Спаситель тоже вспомнил доктора Альбера. Он никогда не слышал его передач, но о них ему рассказывали пациенты.
– А каким он был отцом? – спросил он все тем же тихим, едва слышным голосом, чтобы не вывести Сару из ее летаргического состояния.
– Он заботился о нас. О нашем здоровье. Гигиена – самое важное.
Ледяной холод охватил Спасителя. Гигиена. Душ.
– Мы с братом должны были мыться по вечерам.
– Так, так, так.
– Он нас учил, как нужно мыться. Говорил ужасные слова. Называл места, которые нужно…
У Сары перехватило горло.
– Вы стояли под душем вместе, вы и брат?
– Да.
– И отец смотрел на вас?
– Да.
– Он прикасался к вам?
– Нет.
– Сколько вам было лет?
Молчание.
– Так было все ваше детство?
– Да.
– И когда стали подростками, тоже?
– Я. Без брата. Он стал совсем взрослым.
– Мама знала об этом?
Молчание.
– Вы ей об этом говорили?
– Да.
– До или после смерти вашего отца?
– До.
– И что она вам сказала?
– Что я сошла с ума.
– Вы говорили об этом с братом?
– Да.
– И что он вам сказал?
– Что я сошла с ума.
Мать и брат предпочли уклониться*.
– Сара, – сказал Спаситель, – ваш отец не совершал инцеста, но его поведение носило инцестуальный характер, и оно вас глубоко травмировало.
И он произнес ту самую фразу, которую сказала ему Клотильда Дюбуи, его супервизор, при их встрече. Фразу, которая показалась ему такой странной:
– Не смотри на то, чего не ДОЛЖЕН видеть. Педиатр должен был это знать. Вы никогда не сходили с ума, Сара, вы всегда знали правду о вашем отце: под личиной всеми уважаемого врача скрывался больной агрессор.
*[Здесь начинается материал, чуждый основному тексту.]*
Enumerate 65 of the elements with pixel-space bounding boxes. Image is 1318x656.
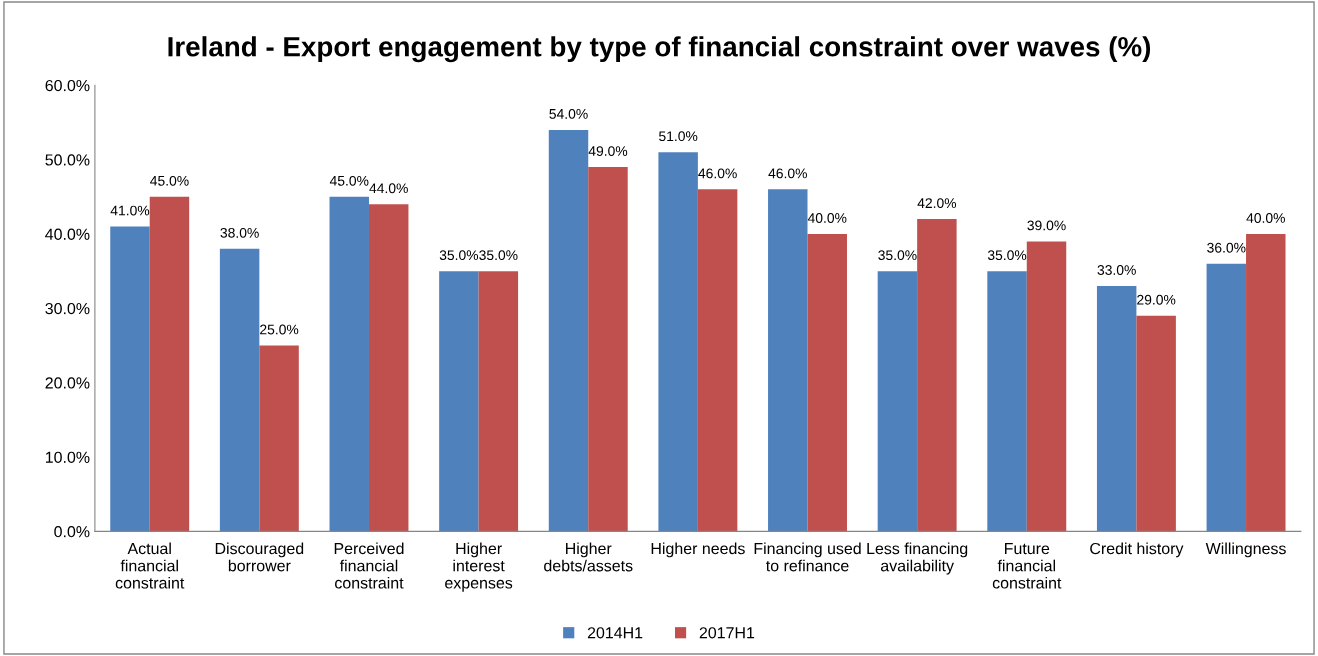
- y-tick-label: 30.0%: [45, 302, 90, 315]
- y-tick-label: 20.0%: [45, 377, 90, 389]
- data-label: 35.0%: [439, 250, 479, 261]
- bar: [768, 189, 808, 532]
- bar: [877, 271, 918, 532]
- data-label: 51.0%: [659, 131, 698, 142]
- bar: [1206, 263, 1247, 532]
- x-tick-label: Credit history: [1090, 542, 1184, 558]
- bar: [439, 271, 479, 532]
- legend-label: 2017H1: [699, 627, 755, 639]
- x-tick-label: Actual financial constraint: [115, 542, 185, 589]
- y-tick-label: 10.0%: [45, 451, 90, 463]
- bar: [149, 196, 190, 532]
- y-tick-label: 40.0%: [45, 228, 90, 240]
- data-label: 33.0%: [1097, 265, 1136, 275]
- x-tick-label: Higher needs: [651, 542, 745, 558]
- bar: [917, 219, 957, 532]
- x-tick-label: Financing used to refinance: [754, 542, 861, 572]
- y-tick-label: 50.0%: [45, 154, 90, 166]
- y-tick-label: 60.0%: [45, 79, 90, 92]
- x-tick-label: Future financial constraint: [992, 543, 1062, 589]
- bar: [987, 271, 1027, 532]
- data-label: 29.0%: [1137, 294, 1176, 305]
- data-label: 44.0%: [369, 183, 408, 194]
- bar: [697, 189, 738, 532]
- data-label: 45.0%: [150, 175, 189, 186]
- x-tick-label: Perceived financial constraint: [334, 542, 404, 589]
- y-tick-label: 0.0%: [54, 525, 90, 538]
- data-label: 40.0%: [1246, 213, 1285, 223]
- data-label: 39.0%: [1027, 220, 1066, 231]
- bar: [807, 233, 847, 532]
- data-label: 49.0%: [588, 146, 628, 156]
- bar: [658, 152, 698, 532]
- bar: [548, 129, 589, 532]
- data-label: 46.0%: [698, 168, 737, 179]
- data-label: 25.0%: [260, 324, 299, 335]
- x-tick-label: Willingness: [1205, 542, 1286, 558]
- data-label: 42.0%: [917, 198, 957, 209]
- data-label: 36.0%: [1207, 242, 1246, 253]
- bar: [478, 271, 519, 532]
- bar: [329, 196, 369, 532]
- bar: [368, 204, 409, 532]
- data-label: 35.0%: [878, 250, 917, 261]
- bar: [588, 167, 628, 532]
- x-tick-label: Discouraged borrower: [215, 542, 304, 572]
- data-label: 46.0%: [768, 168, 807, 179]
- bar: [219, 248, 260, 532]
- x-tick-label: Higher debts/assets: [544, 542, 633, 572]
- data-label: 45.0%: [329, 175, 369, 186]
- legend-label: 2014H1: [587, 627, 643, 639]
- bar: [1246, 233, 1286, 532]
- bar: [1096, 286, 1137, 532]
- data-label: 35.0%: [479, 250, 518, 261]
- data-label: 38.0%: [220, 227, 259, 238]
- x-tick-label: Higher interest expenses: [445, 542, 513, 592]
- bar: [1136, 315, 1176, 532]
- bar: [1026, 241, 1067, 532]
- data-label: 40.0%: [807, 213, 847, 223]
- data-label: 41.0%: [110, 205, 150, 216]
- chart-title: Ireland - Export engagement by type of financial constraint over waves (%): [168, 36, 1151, 63]
- x-tick-label: Less financing availability: [867, 542, 968, 575]
- bar: [259, 345, 299, 532]
- data-label: 35.0%: [987, 250, 1027, 261]
- data-label: 54.0%: [549, 108, 588, 119]
- bar: [110, 226, 150, 532]
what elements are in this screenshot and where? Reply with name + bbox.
А ваша мама не захотела вас защитить.
Слезы катились по щекам Сары, а лицо оставалась по-прежнему бесстрастным.
– Вы действительно хотите провести Рождество дома? – спросил Спаситель.
Он опасался новой попытки самоубийства – риск был очень велик.
– Но не могу же я сидеть здесь совсем одна, – пробормотала Сара.
Рождество за окном с решетками…
Последние слова Сары «Не могу же я сидеть здесь совсем одна» звучали в ушах Спасителя до самой улицы Мюрлен. И они зазвучали снова, когда он взглянул на сидящую за столом компанию, возбужденную близкими праздниками.
– Ты написал письмо Деду Морозу, Грегуар?